Abraham was now very old, and the Lord had blessed him in every way. He said to the senior servant in his household, the one in charge of all that he had, “Put your hand under my thigh. I want you to swear by the Lord, the God of heaven and the God of earth, that you will not get a wife for my son from the daughters of the Canaanites, among whom I am living, but will go to my country and my own relatives and get a wife for my son Isaac.” (Genesis 24:1-4, NIV)
Many shots played on the professional tours today result from a conversation between the player and the caddie—a conversation that someone behind the ropes can’t hear or understand the nuances of. This changed when players started wearing microphone packs during their rounds during broadcasts. Now, golf fans get a chance to experience these decisions in full context.
The biblical narrative feels similar from our 21st century point of view. From afar we might wonder, Why read the Torah or any other part of the Old Testament? When we stay away from the stories about Abraham and Isaac and servants and oaths and blessings, we can lose perspective.
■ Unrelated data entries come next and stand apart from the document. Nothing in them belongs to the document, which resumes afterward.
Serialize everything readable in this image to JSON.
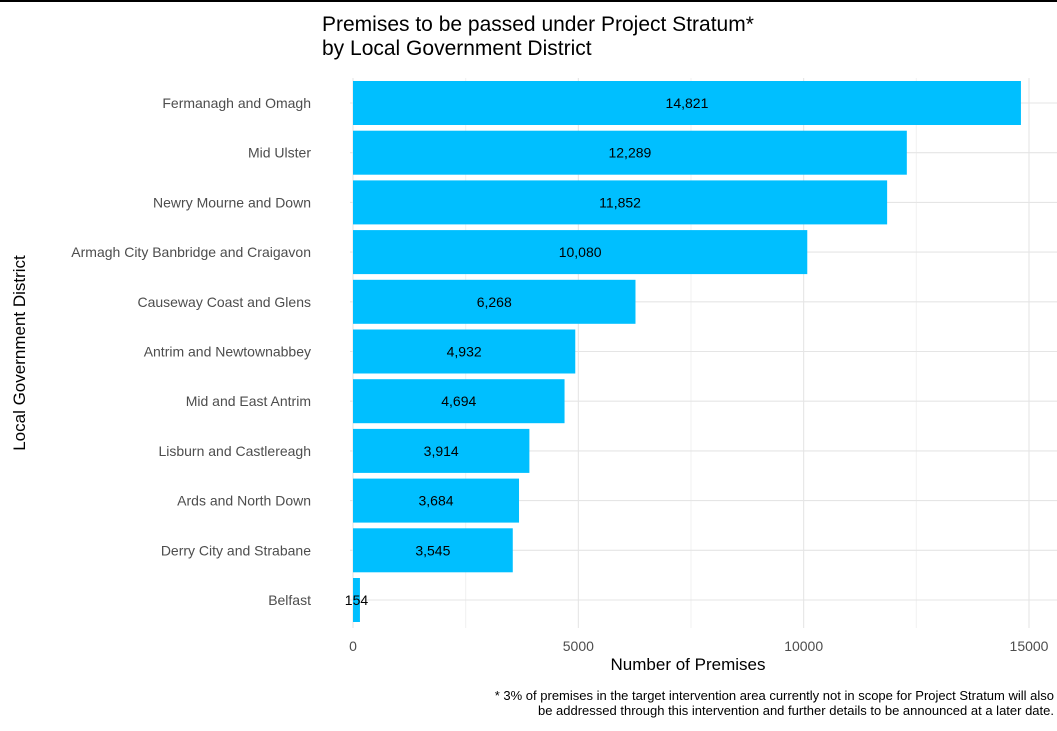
{
  "chart_data": {
    "type": "bar",
    "orientation": "horizontal",
    "title_lines": [
      "Premises to be passed under Project Stratum*",
      "by Local Government District"
    ],
    "xlabel": "Number of Premises",
    "ylabel": "Local Government District",
    "categories": [
      "Fermanagh and Omagh",
      "Mid Ulster",
      "Newry Mourne and Down",
      "Armagh City Banbridge and Craigavon",
      "Causeway Coast and Glens",
      "Antrim and Newtownabbey",
      "Mid and East Antrim",
      "Lisburn and Castlereagh",
      "Ards and North Down",
      "Derry City and Strabane",
      "Belfast"
    ],
    "values": [
      14821,
      12289,
      11852,
      10080,
      6268,
      4932,
      4694,
      3914,
      3684,
      3545,
      154
    ],
    "value_labels": [
      "14,821",
      "12,289",
      "11,852",
      "10,080",
      "6,268",
      "4,932",
      "4,694",
      "3,914",
      "3,684",
      "3,545",
      "154"
    ],
    "xlim": [
      0,
      15000
    ],
    "x_ticks": [
      0,
      5000,
      10000,
      15000
    ],
    "x_tick_labels": [
      "0",
      "5000",
      "10000",
      "15000"
    ],
    "grid": true,
    "bar_color": "#00BFFF",
    "footnote_lines": [
      "* 3% of premises in the target intervention area currently not in scope for Project Stratum will also",
      "be addressed through this intervention and further details to be announced at a later date."
    ]
  }
}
But the New Testament writers and followers of Jesus knew and lived from the context of the Hebrew scriptures. As we live within the biblical story today, it’s important to learn what the first century believers knew instinctively.
If we zoom into today’s scripture passage for instance, we find two elements of the Jesus narrative, if we have the eyes to see them. Two chapters prior to Abraham sending his servant seeking a bride for Isaac, we read the story about Isaac being led up the mountain to be offered as a sacrifice. The angel of the LORD stopped Abraham (Genesis 22:11) and Isaac was spared. Abraham’s obedience to offer his only son is a foreshadowing of God the Father leading Jesus to the cross.
The second essential facet is found in a name, which holds hidden gems of information in the Hebrew text. Earlier in the narrative (Genesis 15:2), we are told the servant’s name is Eliezar of Damascus. The name Eliezar means, God of help. When I first saw this, my mind jumped forward to Jesus’ words, “But when the Helper comes, whom I will send to you from the Father, the Spirit of truth, who proceeds from the father, he will bear witness about me” (John 15:26, ESV).
Eliezar, God of help, was sent by father Abraham to seek a bride for his son. The Holy Spirit, the helper, was sent by Jesus to seek out the bride of Christ, the church (us). Abraham’s servant, God of help, went with gifts and prayed for the steadfast love of God to guide him. The Holy Spirit is the giver of gifts, too: the fruit of the Spirit (Galatians 5:22). Eliezar was real and present with Rebekah on her journey; the Holy Spirit is real and present in our lives. We are never alone.
May we be encouraged today to pursue the word of God in ways that enlighten our minds and souls and give thanks for The Helper who is within us.